Procurement policy amendments
• New City competitive contracts under $353,300 for goods/services and $8.8 million for construction will be awarded exclusively to Canadian suppliers, in line with the Canada-European Union Comprehensive Economic and Trade Agreement (CETA) and the terms to which the City is bound
• American-based suppliers may be deemed ineligible to bid on new competitive contracts when it is in the City’s best interest
• Increased supplier outreach programs to find local alternatives for key goods, such as construction materials, technology, municipal water equipment and paramedic supplies
• Expansion of procurement opportunities for Indigenous, Black and diverse suppliers to increase participation under the City’s Social Procurement Policy.

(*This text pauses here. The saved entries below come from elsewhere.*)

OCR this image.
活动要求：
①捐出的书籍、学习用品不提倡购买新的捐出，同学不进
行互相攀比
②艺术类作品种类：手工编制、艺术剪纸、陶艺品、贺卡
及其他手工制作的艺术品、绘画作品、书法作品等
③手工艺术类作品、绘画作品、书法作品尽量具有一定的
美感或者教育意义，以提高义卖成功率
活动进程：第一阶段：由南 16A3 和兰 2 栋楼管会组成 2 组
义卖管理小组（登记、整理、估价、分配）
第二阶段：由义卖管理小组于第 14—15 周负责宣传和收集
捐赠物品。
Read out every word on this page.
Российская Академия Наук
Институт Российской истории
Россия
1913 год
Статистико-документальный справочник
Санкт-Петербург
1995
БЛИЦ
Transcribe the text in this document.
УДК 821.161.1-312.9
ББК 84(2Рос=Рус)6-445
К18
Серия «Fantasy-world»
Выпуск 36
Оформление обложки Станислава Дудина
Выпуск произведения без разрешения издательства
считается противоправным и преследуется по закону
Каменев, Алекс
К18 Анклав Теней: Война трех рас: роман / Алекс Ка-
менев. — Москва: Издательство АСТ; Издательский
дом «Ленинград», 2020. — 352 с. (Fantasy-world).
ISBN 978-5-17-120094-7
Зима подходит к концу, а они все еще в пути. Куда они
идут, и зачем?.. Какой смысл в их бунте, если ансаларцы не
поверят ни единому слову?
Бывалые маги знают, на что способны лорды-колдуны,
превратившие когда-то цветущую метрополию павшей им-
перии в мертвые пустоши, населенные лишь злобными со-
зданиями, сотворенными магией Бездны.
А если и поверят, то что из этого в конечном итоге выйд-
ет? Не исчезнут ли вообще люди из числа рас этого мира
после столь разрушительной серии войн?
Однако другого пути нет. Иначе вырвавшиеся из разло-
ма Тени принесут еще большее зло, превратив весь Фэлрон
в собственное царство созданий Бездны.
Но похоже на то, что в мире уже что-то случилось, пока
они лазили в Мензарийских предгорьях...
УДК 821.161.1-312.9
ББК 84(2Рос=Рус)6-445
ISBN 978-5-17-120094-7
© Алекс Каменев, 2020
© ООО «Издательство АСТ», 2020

Industrial Property Tax Deferral Program
• Eligibility for industrial property owners experiencing significant financial hardship due to tariffs
• No penalties or interest on late payments during the six-month deferral period
• Estimated program cost of $300,000 to $750,000, offset against budgeted tax revenues
• Application-based process with approval criteria based on financial impact assessments.
“People are feeling anxious about a senseless and harmful U.S. trade war – they are worried about their jobs and the rising cost of living,” Chow said in the release.
“Toronto’s Economic Action Plan will protect businesses and workers while building a more resilient economy. We stand united as proud Canadians. Toronto will emerge stronger than ever.”